Birkenhead MP Frank Field writes exclusively for the Globe on his sorrow at the closure of Birkenhead Town Hall.

I didn’t think I would feel so sad. How wrong can you get?

Friday was my last day in Birkenhead Town Hall – the place where I have held surgeries throughout the past thirty years. The Council has kindly fixed me up with accommodation across the square in the Treasurer’s department.

But I hadn’t realised what a wrench it would be.

In those early days, I had a tiny box room on the ground floor which just held me, a constituent, two chairs and a very small table.

People would come in to the Town Hall on the ground level and would sign in to see me. It was in this little room that I first met Edmund Dell after being selected in January, 1979, as the prospective Labour candidate for the town. Edmund was a glorious person and part of his glory was in his shyness.

The shyness prevented him from looking straight into my face. But, steadily directing his eyes towards to the wall I was facing, he gave me two pieces of advice.

The first was not to rush in and increase the numbers of surgeries compared to those he held. It is very easy, later, to make surgeries even more regular, but it is very unpopular to cut the number.

That advice I have followed to the letter of the law and it has only been over the last five, or is it ten, years that I have held surgeries as he did on the second and fourth Friday in the month, but now include the fifth Friday as well.

The other piece showed his optimistic nature. “One day”, he told me, “you will be famous.

"People will ask you to speak in their constituencies. You can only ever lose votes in an election.

Accept every one of those invitations for it is better to lose votes in someone else’s constituency than your own”.

I fear I have failed Edmund on his second prophesy, but all those memories came flooding back to me on Friday evening.

These surgeries play a crucial part in my role as MP. I don’t mean here the traditional role that constituents should be able to go to their MP and, if possible, seek redress for any legitimate grievance.

This role is crucial importance and becomes more so. Part of one’s job as an MP is to say there is no redress.

But my role is to try and change the law. This has been a really valuable side of surgeries for me. They have been my constant tutorial over the past thirty years.

All the good ideas I’ve had in proposing reform have had their genesis in that little room in the Town Hall. On another occasion I will list some of the best ideas and best reforms you, my constituents, have taught me.
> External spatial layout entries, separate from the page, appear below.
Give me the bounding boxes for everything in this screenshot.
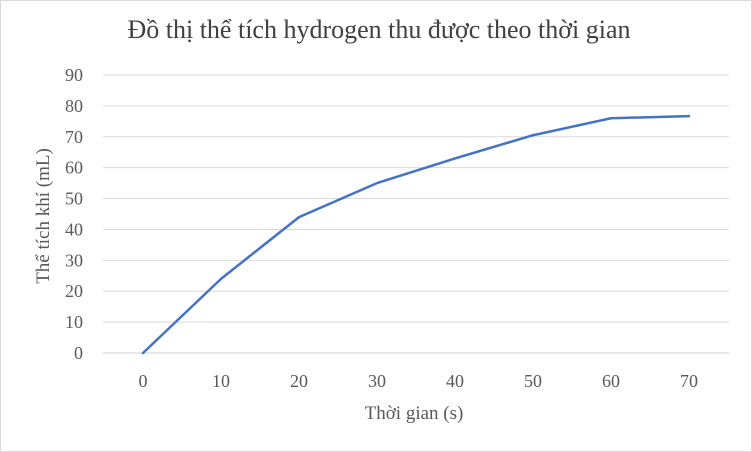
y-axis-title: Thể tích khí (mL): [33, 148, 54, 284]
y-axis-tick-labels: 0 10 20 30 40 50 60 70 80 90: [65, 65, 83, 363]
x-axis-tick-labels: 0 10 20 30 40 50 60 70: [139, 371, 699, 391]
y-tick-label: 10: [65, 312, 83, 332]
x-tick-label: 10: [212, 371, 230, 391]
x-tick-label: 70: [680, 371, 698, 391]
x-tick-label: 20: [290, 371, 308, 391]
y-tick-label: 20: [65, 281, 83, 301]
y-tick-label: 0: [74, 343, 83, 363]
x-tick-label: 0: [139, 371, 148, 391]
x-tick-label: 40: [446, 371, 464, 391]
x-tick-label: 30: [368, 371, 386, 391]
y-tick-label: 30: [65, 250, 83, 270]
x-tick-label: 60: [602, 371, 620, 391]
y-tick-label: 80: [65, 96, 83, 116]
y-tick-label: 90: [65, 65, 83, 85]
y-tick-label: 40: [65, 219, 83, 239]
x-tick-label: 50: [524, 371, 542, 391]
chart-title: Đồ thị thể tích hydrogen thu được theo t…: [127, 15, 631, 44]
x-axis-title: Thời gian (s): [365, 403, 464, 424]
series-line: [141, 114, 691, 355]
y-tick-label: 60: [65, 158, 83, 178]
y-tick-label: 50: [65, 189, 83, 209]
y-tick-label: 70: [65, 127, 83, 147]
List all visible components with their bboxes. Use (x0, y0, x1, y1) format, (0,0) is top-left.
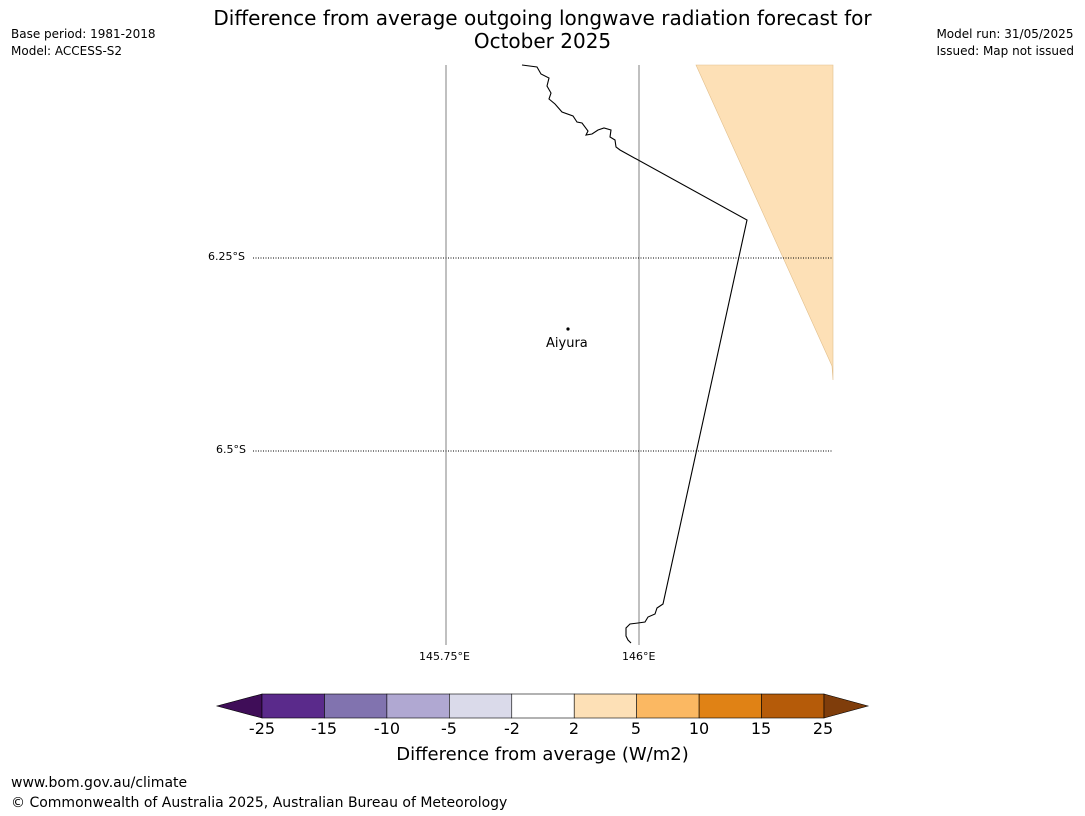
aiyura-marker (566, 327, 570, 331)
colorbar-tick-label: -5 (441, 719, 457, 738)
colorbar-tick-label: 15 (750, 719, 772, 738)
colorbar-extend-low (215, 693, 263, 719)
colorbar-tick-label: 10 (688, 719, 710, 738)
meta-right: Model run: 31/05/2025 Issued: Map not is… (936, 26, 1074, 60)
colorbar-tick-label: 25 (812, 719, 834, 738)
colorbar-title: Difference from average (W/m2) (396, 744, 689, 765)
colorbar-extend-high (823, 693, 870, 719)
lon-label-146: 146°E (622, 650, 656, 663)
colorbar-box (761, 693, 825, 719)
colorbar-box (511, 693, 575, 719)
lon-label-145-75: 145.75°E (419, 650, 470, 663)
title-line-1: Difference from average outgoing longwav… (213, 6, 872, 30)
place-label-aiyura: Aiyura (546, 336, 588, 351)
footer-url: www.bom.gov.au/climate (11, 775, 188, 791)
coastline-boundary (521, 64, 748, 644)
model-text: Model: ACCESS-S2 (11, 44, 123, 58)
title-line-2: October 2025 (473, 29, 612, 53)
meta-left: Base period: 1981-2018 Model: ACCESS-S2 (11, 26, 156, 60)
colorbar-box (698, 693, 762, 719)
anomaly-shaded-region (695, 64, 834, 381)
colorbar-tick-label: 5 (630, 719, 642, 738)
colorbar-tick-label: 2 (568, 719, 580, 738)
colorbar-box (449, 693, 513, 719)
base-period-text: Base period: 1981-2018 (11, 27, 156, 41)
colorbar (215, 693, 870, 719)
colorbar-tick-label: -10 (373, 719, 401, 738)
colorbar-box (324, 693, 388, 719)
colorbar-box (573, 693, 637, 719)
colorbar-tick-label: -15 (310, 719, 338, 738)
lat-label-6-25: 6.25°S (208, 250, 245, 263)
colorbar-box (261, 693, 325, 719)
colorbar-tick-label: -25 (248, 719, 276, 738)
issued-text: Issued: Map not issued (936, 44, 1074, 58)
model-run-text: Model run: 31/05/2025 (936, 27, 1074, 41)
map-title: Difference from average outgoing longwav… (0, 7, 1085, 53)
colorbar-box (386, 693, 450, 719)
lat-label-6-5: 6.5°S (216, 443, 246, 456)
footer-copyright: © Commonwealth of Australia 2025, Austra… (11, 795, 508, 811)
colorbar-tick-label: -2 (504, 719, 520, 738)
colorbar-box (636, 693, 700, 719)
But now I leave the Town Hall.

It is up for sale. Will anyone buy? More importantly, what will it do to Birkenhead not to have a Town Hall?

Having a place to meet cheaply is another public service drastically cut back by this latest closure.

Two glorious opportunities to give Birkenhead Town Hall new life have slipped through our fingers. It was the obvious site, being at the centre of the borough, for the office of the new Wirral authority.

The Labour group decided that was where the Central Office should be and Labour councillors in Bebington, West Wirral and, of course, Birkenhead voted for it.

But the Labour councillors in Wallasey voted with the Tories throughout the Borough to have Wallasey.

How stupid can you get?

The other splendid opportunity was when the current council was looking for decent accommodation in Birkenhead for some of its staff.

A senior officer (without authority) signed a contract to re-modernise the Cheshire Lines building. How stupid can you get again?

The £11M – or whatever the huge sum was that was spent on Cheshire Lines; a building we will never own and on which we pay rent – could have been used to make Birkenhead the second council centre in the borough.

And guess what? That chief officer who acted in this way remains in post.